Хотел было к ней Родиполк из сеней выскочить, но Журба оперед был. Он-то ее под руку взял да мягко спрашивал:
– Что, Люба моя?
– Дитятко пробудилось!
– Но то ладно все, – радостно кивнул Журба.
– Ох, Журба, тяжко мне отпускать его, тяжко…
– Отпусти его, мужик он ведь уже.
«Теперь уж решено все, – думал молодец, вспоминая слова то Журбы, то матери его Любы. – Уеду я, только обережку выпрошу. Ведь без нее нельзя. Она, обережная, и в боях укроет, и от врагов спасет, от разной нечисти да напасти убережет, отведет. А коли обережку не даст? – вздрогнув, сам себя спросил Родиполк. – А коли не даст, так и без нее уеду, – тут же сам себе твердо ответил, с решимостью богатыря. – Сам ту обережку сделаю, ведь недаром-то меня прародительница Ханга научила, судьбу-Вехоч на подмогу призову да Поруна, чтобы силы не отнял. Хоть и не материнская защита будет, но все ж защита. То так будет все ладно и без материнской обережки, уеду, – обидно подумал он, словно мать уже отказ ему сделала. – Все одно уеду». Как решил он о том, так спокойнее ему стало, да и сразу уснул в сенях на жесткой перине.

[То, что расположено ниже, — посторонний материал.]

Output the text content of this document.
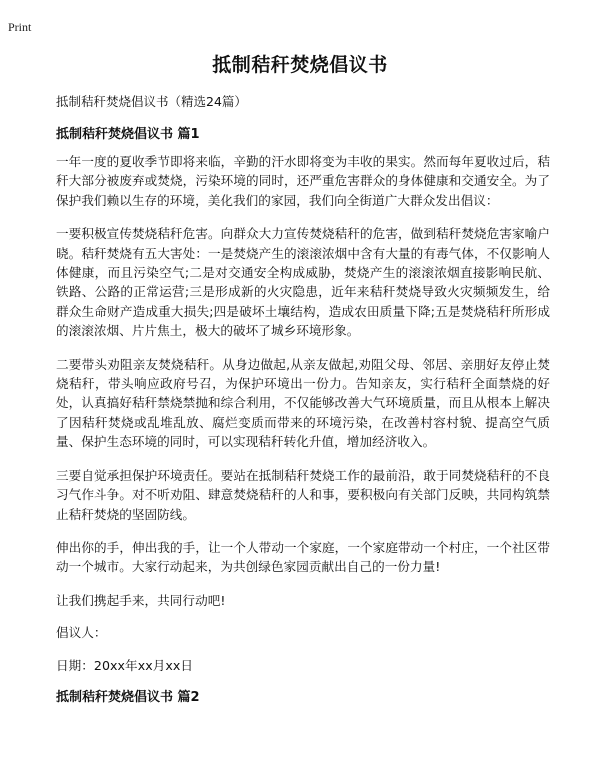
Print
抵制秸秆焚烧倡议书

抵制秸秆焚烧倡议书（精选24篇）

抵制秸秆焚烧倡议书 篇1

一年一度的夏收季节即将来临，辛勤的汗水即将变为丰收的果实。然而每年夏收过后，秸秆大部分被废弃或焚烧，污染环境的同时，还严重危害群众的身体健康和交通安全。为了保护我们赖以生存的环境，美化我们的家园，我们向全街道广大群众发出倡议：

一要积极宣传焚烧秸秆危害。向群众大力宣传焚烧秸秆的危害，做到秸秆焚烧危害家喻户晓。秸秆焚烧有五大害处：一是焚烧产生的滚滚浓烟中含有大量的有毒气体，不仅影响人体健康，而且污染空气;二是对交通安全构成威胁，焚烧产生的滚滚浓烟直接影响民航、铁路、公路的正常运营;三是形成新的火灾隐患，近年来秸秆焚烧导致火灾频频发生，给群众生命财产造成重大损失;四是破坏土壤结构，造成农田质量下降;五是焚烧秸秆所形成的滚滚浓烟、片片焦土，极大的破坏了城乡环境形象。

二要带头劝阻亲友焚烧秸秆。从身边做起,从亲友做起,劝阻父母、邻居、亲朋好友停止焚烧秸秆，带头响应政府号召，为保护环境出一份力。告知亲友，实行秸秆全面禁烧的好处，认真搞好秸秆禁烧禁抛和综合利用，不仅能够改善大气环境质量，而且从根本上解决了因秸秆焚烧或乱堆乱放、腐烂变质而带来的环境污染，在改善村容村貌、提高空气质量、保护生态环境的同时，可以实现秸秆转化升值，增加经济收入。

三要自觉承担保护环境责任。要站在抵制秸秆焚烧工作的最前沿，敢于同焚烧秸秆的不良习气作斗争。对不听劝阻、肆意焚烧秸秆的人和事，要积极向有关部门反映，共同构筑禁止秸秆焚烧的坚固防线。

伸出你的手，伸出我的手，让一个人带动一个家庭，一个家庭带动一个村庄，一个社区带动一个城市。大家行动起来，为共创绿色家园贡献出自己的一份力量!

让我们携起手来，共同行动吧!

倡议人：

日期：20xx年xx月xx日

抵制秸秆焚烧倡议书 篇2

Проснулся он, как и всегда, рано, перед самою зорькою. Темное ночное небо уже посветлело, но еще не поспело окраситься нежным золотым цветом. Маленькая яркая тесемочка – нежная зорька – не золотила летнее небо, а только издали, сквозь темную серость, светлела. Отойдя от беспокойного сна, Родиполк не спешил вставать с жесткой перины и идти к тихим водам маленькой речушки Оскло. Единожды, только сегодня, этим ранним утром, он нарушил наставления своего прадеда Всевласия, да и весь свой обычай твердый богатырский – не пошел к прохладной реченьке, не купался в ее живительных, ласковых водах. Он еще долго лежал на грубой домодельной перине из сухой старой соломы.
Родиполк прислушивался. Мать-молодица уже проснулась да хлопотала на придворке, не жалея рук своих белых, нежных да мягких. Тихую горькую песню свою заводила, ласково, но тоскливо. Он вслушался.